In light of the recent turmoil with loan participation scrutiny surrounding the collapse of Telesis Community Credit Union, Salmon said Navy Federal has several layers of protection in place.
“I am a screaming advocate of the ‘five Cs.’ If the cash don’t flow, the loan won’t go,” Salmon emphasized. “We look at each loan like they’re our own deals. We don’t take someone’s credit analysis as gospel. We reconstruct them ourselves.”
Salmon said he also has faith in his business development team’s expertise to ferret out any potential issues. Simply put, if the Navy Federal is offered participation loan transactions that don’t pass the smell test, they will be turned away, he reiterated.
For partnering credit unions, Navy Federal said the plus would be reducing the hit toward their loan cap while retaining the servicing commitment and the member relationship. While the member business lending cap has not been an issue for Navy Federal because of its size, Salmon said C-PaL can help smaller credit unions that are bumping up against their thresholds.
“This will free up [the] cap, help continue to grow a credit union’s program or retain the business members that they already have and not risk losing them to another financial institution,” Salmon said.
For a period of time in the late 1990s and early 2000s, Navy Federal felt the sting of an exodus of members who left because the credit union did not offer business loans, Salmon recalled.

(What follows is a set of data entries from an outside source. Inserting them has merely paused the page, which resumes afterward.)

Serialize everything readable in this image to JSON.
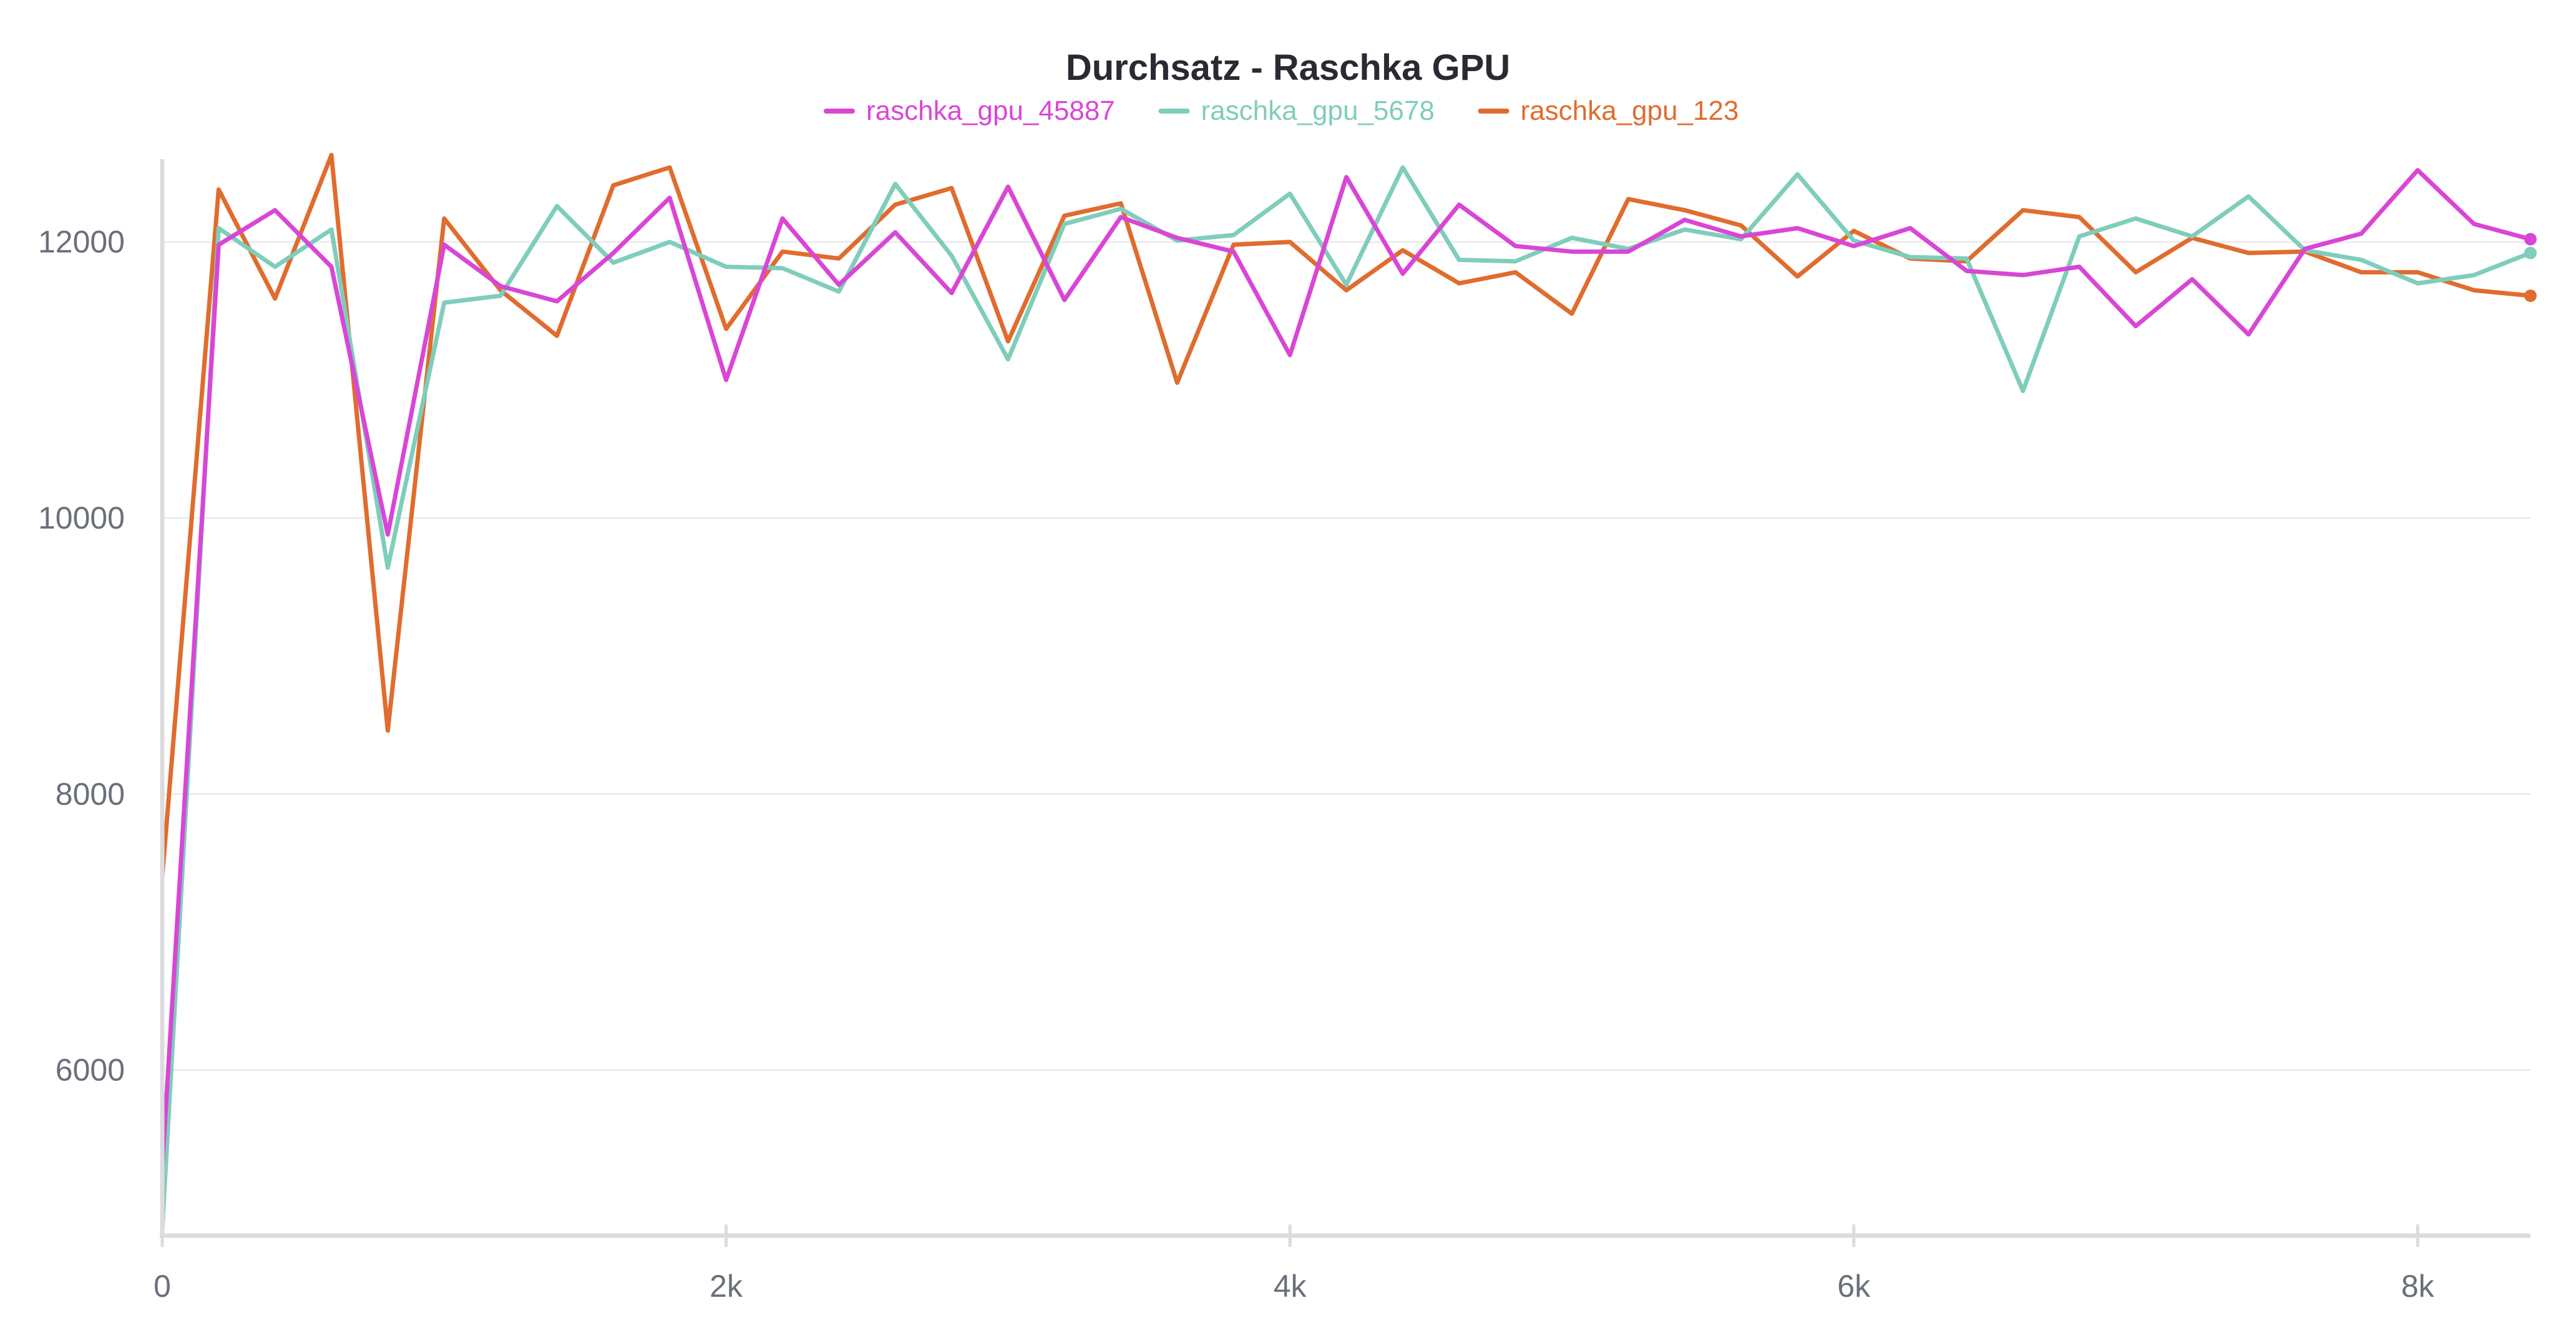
{
  "chart_data": {
    "type": "line",
    "title": "Durchsatz - Raschka GPU",
    "xlabel": "",
    "ylabel": "",
    "xlim": [
      0,
      8400
    ],
    "ylim": [
      4800,
      12600
    ],
    "grid": true,
    "legend_position": "top-center",
    "x_ticks": [
      {
        "value": 0,
        "label": "0"
      },
      {
        "value": 2000,
        "label": "2k"
      },
      {
        "value": 4000,
        "label": "4k"
      },
      {
        "value": 6000,
        "label": "6k"
      },
      {
        "value": 8000,
        "label": "8k"
      }
    ],
    "y_ticks": [
      {
        "value": 6000,
        "label": "6000"
      },
      {
        "value": 8000,
        "label": "8000"
      },
      {
        "value": 10000,
        "label": "10000"
      },
      {
        "value": 12000,
        "label": "12000"
      }
    ],
    "x": [
      0,
      200,
      400,
      600,
      800,
      1000,
      1200,
      1400,
      1600,
      1800,
      2000,
      2200,
      2400,
      2600,
      2800,
      3000,
      3200,
      3400,
      3600,
      3800,
      4000,
      4200,
      4400,
      4600,
      4800,
      5000,
      5200,
      5400,
      5600,
      5800,
      6000,
      6200,
      6400,
      6600,
      6800,
      7000,
      7200,
      7400,
      7600,
      7800,
      8000,
      8200,
      8400
    ],
    "series": [
      {
        "name": "raschka_gpu_45887",
        "color": "#d946d6",
        "values": [
          5300,
          11980,
          12230,
          11820,
          9880,
          11980,
          11680,
          11570,
          11920,
          12320,
          11000,
          12170,
          11690,
          12070,
          11630,
          12400,
          11580,
          12180,
          12030,
          11930,
          11180,
          12470,
          11770,
          12270,
          11970,
          11930,
          11930,
          12160,
          12040,
          12100,
          11970,
          12100,
          11790,
          11760,
          11820,
          11390,
          11730,
          11330,
          11950,
          12060,
          12520,
          12130,
          12020
        ]
      },
      {
        "name": "raschka_gpu_5678",
        "color": "#7fcdbb",
        "values": [
          4850,
          12100,
          11820,
          12090,
          9640,
          11560,
          11610,
          12260,
          11850,
          12000,
          11820,
          11810,
          11640,
          12420,
          11900,
          11150,
          12130,
          12240,
          12010,
          12050,
          12350,
          11690,
          12540,
          11870,
          11860,
          12030,
          11950,
          12090,
          12020,
          12490,
          12010,
          11890,
          11880,
          10920,
          12040,
          12170,
          12040,
          12330,
          11940,
          11870,
          11700,
          11760,
          11920
        ]
      },
      {
        "name": "raschka_gpu_123",
        "color": "#e06c2e",
        "values": [
          7400,
          12380,
          11590,
          12630,
          8460,
          12170,
          11650,
          11320,
          12410,
          12540,
          11370,
          11930,
          11880,
          12270,
          12390,
          11280,
          12190,
          12280,
          10980,
          11980,
          12000,
          11650,
          11940,
          11700,
          11780,
          11480,
          12310,
          12230,
          12120,
          11750,
          12080,
          11880,
          11860,
          12230,
          12180,
          11780,
          12030,
          11920,
          11930,
          11780,
          11780,
          11650,
          11610
        ]
      }
    ]
  }
}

Mortgages, credit cards and auto loans were the core products for the cooperative’s four million members. With the addition of business loans and lately, online banking and mobile deposits, a shift is occurring.
“A common practice at banks is if you have the business loan, you’re likely to have all of the other relationships,” Salmon said. “Our primary focus is to help emphasize that members can make Navy Federal their financial institution for life.”